The Robert Half Global Financial Employment Monitor was developed by Robert Half International and is based on surveys conducted by independent research firms. The study, focusing on hiring difficulties, retention concerns and business confidence, includes responses from more than 6,000 financial leaders across 19 countries.
Here are the key findings:
• Two-thirds, 67 percent, of financial leaders reported at least some level of recruiting difficulty. Approximately one out of five (19 percent) respondents said it is very challenging to find skilled accounting and finance professionals today.
• Retention concerns are rising. Globally, 56 percent of executives said they are either very or somewhat concerned about losing top performers to other job opportunities in the year ahead. This is an 11-point jump from the 2010 survey.
• In the United States, 43 percent of executives cited worries about keeping their best people. This is up from 28 percent in 2010.
• Eighty-nine percent of respondents reported being at least somewhat confident in their organization's growth prospects for the coming year.
More disturbing, retention issues seem to be a globally pervasive issue. More than half of executives, 56 percent, said they are very or somewhat concerned about losing valued employees to other opportunities in the coming year. This compares to 45 percent who cited retention concerns in the 2010 survey.
In some countries, the results were much higher. The number of executives worried about keeping key employees is up 16 points in Singapore, for example; 91 percent of respondents there said they see retention as an issue. In Hong Kong and Brazil, 88 percent and 85 percent of financial leaders, respectively, noted retention concerns.

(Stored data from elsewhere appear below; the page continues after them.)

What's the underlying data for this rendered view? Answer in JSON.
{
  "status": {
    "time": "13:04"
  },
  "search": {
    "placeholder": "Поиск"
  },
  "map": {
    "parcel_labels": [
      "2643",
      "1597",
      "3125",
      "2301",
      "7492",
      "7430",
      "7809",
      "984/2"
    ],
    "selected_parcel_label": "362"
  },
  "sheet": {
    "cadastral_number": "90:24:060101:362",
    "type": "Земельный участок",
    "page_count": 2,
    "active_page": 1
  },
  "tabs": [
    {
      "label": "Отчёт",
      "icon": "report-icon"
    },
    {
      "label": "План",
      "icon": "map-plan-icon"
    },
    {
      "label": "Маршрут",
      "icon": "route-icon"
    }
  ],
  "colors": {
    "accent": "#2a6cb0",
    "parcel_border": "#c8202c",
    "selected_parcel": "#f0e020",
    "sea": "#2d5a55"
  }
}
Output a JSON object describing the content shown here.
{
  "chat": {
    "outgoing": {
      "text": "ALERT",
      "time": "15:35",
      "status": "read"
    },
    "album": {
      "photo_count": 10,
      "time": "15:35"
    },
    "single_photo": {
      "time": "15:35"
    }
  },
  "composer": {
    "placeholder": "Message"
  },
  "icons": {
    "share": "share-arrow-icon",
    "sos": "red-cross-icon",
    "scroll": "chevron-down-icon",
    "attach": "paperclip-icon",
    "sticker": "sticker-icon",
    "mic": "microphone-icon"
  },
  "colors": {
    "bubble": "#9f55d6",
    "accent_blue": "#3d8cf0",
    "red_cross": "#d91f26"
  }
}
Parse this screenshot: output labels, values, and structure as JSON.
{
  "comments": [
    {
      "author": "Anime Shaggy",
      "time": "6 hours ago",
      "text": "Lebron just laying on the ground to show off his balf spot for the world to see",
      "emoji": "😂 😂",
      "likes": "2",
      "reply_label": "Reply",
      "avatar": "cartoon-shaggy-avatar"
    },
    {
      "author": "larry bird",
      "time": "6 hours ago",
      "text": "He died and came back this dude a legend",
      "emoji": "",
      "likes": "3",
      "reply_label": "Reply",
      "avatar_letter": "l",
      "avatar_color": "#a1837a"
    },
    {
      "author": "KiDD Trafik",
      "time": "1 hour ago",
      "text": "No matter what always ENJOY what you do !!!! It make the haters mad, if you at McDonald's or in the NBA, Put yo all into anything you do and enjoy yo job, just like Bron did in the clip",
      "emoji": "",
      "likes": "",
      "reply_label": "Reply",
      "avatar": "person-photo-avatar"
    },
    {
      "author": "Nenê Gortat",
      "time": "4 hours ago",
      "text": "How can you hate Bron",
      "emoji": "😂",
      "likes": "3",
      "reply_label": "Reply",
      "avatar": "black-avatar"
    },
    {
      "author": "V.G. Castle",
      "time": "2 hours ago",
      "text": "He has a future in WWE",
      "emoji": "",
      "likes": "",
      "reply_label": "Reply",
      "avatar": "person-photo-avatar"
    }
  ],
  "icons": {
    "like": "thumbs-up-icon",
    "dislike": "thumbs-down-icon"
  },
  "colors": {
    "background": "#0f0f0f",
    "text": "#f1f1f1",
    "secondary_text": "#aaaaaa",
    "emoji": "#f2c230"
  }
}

What this means, of course, is that if any of you are desperate for work and somewhat decent at your jobs, you might want to look into tapping these markets. Despite what the IASB may like you to think, U.S. GAAP isn't dead and knowledge of it is still a marketable skill, though a decent command of international standards will obviously benefit you more going forward.
Or turn your keepers' fears into a tool to be leveraged and get yourselves raised up to at least second-rate street whore. Stranger things have happened.